J'ai commencé de manière classique, avec du théâtre au lycée puis à la fac. Même si au départ j'étais comédien, mais ça a un peu foiré (rires). Je suis vite passé assistant metteur-en-scène. Dans les ateliers, je me rendais compte que c'était tout aussi fun, que je m'y sentais même plus à l'aise.
Rapidement, j'ai fait la connaissance du metteur en scène Jean-François Peyret, dont je suis devenu l'assistant avant que l'on collabore ensemble pendant près de 10 ans. Avec lui on mettait en scène des textes non-théâtraux, en travaillant avec des scientifiques par exemple. On parlait du clonage ou de l'IA, des sujets dont on pensait qu'ils nous concerneraient dans le futur.
On parlait de domaines qui nous impactent sans que l'on s'en rende compte. C'est important que le théâtre s'empare de ça !
Un autre exemple : on a mis en parallèle la vache folle avec les métamorphoses d'Ovide. On poussait la réflexion sur le développement du vivant, et à la fin, la réincarnation dans les animaux. On ne faisait pas de la vulgarisation, on invitait plutôt les scientifiques à venir lors de l'écriture, à nous nourrir. Et l'idée était de créer une forme qui pouvait aller avec le fond. C'était une période très stimulante, je n'ai jamais autant lu de ma vie !
Comment se sont passées les premières pièces que tu as monté seul ?
Ma première mise en scène a très bien marché, de super critiques !
Ma deuxième, une pièce d'un auteur allemand inconnu en France, a été bide total. Pas un article dessus, les salles vides... Pourtant la deuxième pièce c'est la plus importante, c'est là que tu confirmes le succès de la première. Ma carrière aurait dû s'arrêter là.
Mais j'ai eu de la chance, le directeur du théâtre où on jouait trouvait cet échec injuste, alors il m'a filé un petit coup de pouce. Il m'a mis entre les mains un document tiré d'une annexe de thèse sur Roland Barthes. La chercheuse avait compilé les questions posées dans l'ensemble de son œuvre. Uniquement les questions. 1924 questions listées chronologiquement. Il m'a dit : "on fait quoi de ça ?"
Je le lis, c'est vertigineux, étrange, ça n'a ni queue, ni tête... Mais on essaye quand même, on tente de le mettre en scène ! Nouveau bide. Les gens qui sortent de la salle me disent : "ça a l'air bien, mais on n'a rien compris."

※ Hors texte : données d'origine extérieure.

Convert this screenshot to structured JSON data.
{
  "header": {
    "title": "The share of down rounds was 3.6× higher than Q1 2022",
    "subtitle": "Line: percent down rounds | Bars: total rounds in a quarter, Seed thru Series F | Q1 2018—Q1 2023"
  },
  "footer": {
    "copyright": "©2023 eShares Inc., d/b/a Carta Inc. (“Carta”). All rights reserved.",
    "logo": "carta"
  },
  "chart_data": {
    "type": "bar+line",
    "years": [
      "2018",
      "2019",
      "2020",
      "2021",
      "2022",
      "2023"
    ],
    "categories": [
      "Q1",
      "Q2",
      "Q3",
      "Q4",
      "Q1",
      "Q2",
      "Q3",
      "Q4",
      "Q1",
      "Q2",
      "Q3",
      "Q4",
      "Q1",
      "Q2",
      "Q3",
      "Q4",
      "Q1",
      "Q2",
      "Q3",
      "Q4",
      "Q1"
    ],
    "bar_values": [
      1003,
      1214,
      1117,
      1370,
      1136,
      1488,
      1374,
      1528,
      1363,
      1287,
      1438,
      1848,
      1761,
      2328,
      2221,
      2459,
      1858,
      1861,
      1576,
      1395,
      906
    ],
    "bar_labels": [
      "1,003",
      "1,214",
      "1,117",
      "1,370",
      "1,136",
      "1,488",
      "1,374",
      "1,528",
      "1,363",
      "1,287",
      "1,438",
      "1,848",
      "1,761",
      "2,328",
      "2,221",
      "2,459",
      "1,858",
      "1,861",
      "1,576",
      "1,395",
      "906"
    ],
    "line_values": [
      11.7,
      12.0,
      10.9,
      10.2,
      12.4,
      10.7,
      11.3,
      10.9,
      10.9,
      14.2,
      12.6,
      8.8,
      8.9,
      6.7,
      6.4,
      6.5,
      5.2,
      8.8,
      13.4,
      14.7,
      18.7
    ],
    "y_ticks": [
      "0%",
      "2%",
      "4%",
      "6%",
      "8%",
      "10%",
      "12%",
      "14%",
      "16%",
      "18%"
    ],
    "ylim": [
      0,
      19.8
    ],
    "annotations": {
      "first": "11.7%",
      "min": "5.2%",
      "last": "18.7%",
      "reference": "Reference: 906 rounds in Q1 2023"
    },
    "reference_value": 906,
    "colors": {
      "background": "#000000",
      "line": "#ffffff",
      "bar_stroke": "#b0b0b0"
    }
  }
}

Alors on se pose et on réfléchit avec l'équipe à la raison de cet échec. Et de cette réflexion est né un deuxième spectacle, qui sera fondateur d'un cycle de 10 ans.
L'idée est de partir d'une feuille blanche. On reprend les articles qu'a écrit Roland Barthes pour le Nouvel Obs. Des chroniques sur des fragments du quotidien, des fulgurances, très poétiques. Et on se dit qu'il faut aller à l'encontre de la rapidité des médias, dans une forme douce, un mode mineur, prendre le temps et capter le moment. Et on réfléchit le dispositif avec le texte.
La scénographie invitait à une immersion dans le spectacle : on a formé un couloir d'où le public pouvait observer des scènes à travers des interstices. Les scènes se déroulaient en simultané de chaque côté. Ils étaient libres de se déplacer, de les regarder ou non. A une heure de la première, gros doute : "Qu'est-ce qu'on a fait ?" (rires).
Au final ça a été un énorme succès ! Le public s'est senti libre, il a retenu beaucoup plus de choses. Ce n'était pas un spectacle où on leur montrait ce qu'on avait choisi pour eux. Ici ils butinaient et pouvaient décrocher. Ils se rapprochaient ce qui les intéressaient. Tout le monde réagissait différemment : certains voulaient tout voir et couraient partout, d'autres restaient devant un seul fragment.
Ca montre bien qu'il n'y a pas besoin d'avoir fait le Collège de France pour écouter du R. Barthes. Chacun invente son propre rapport au texte, peu importe son statut ou ses connaissances.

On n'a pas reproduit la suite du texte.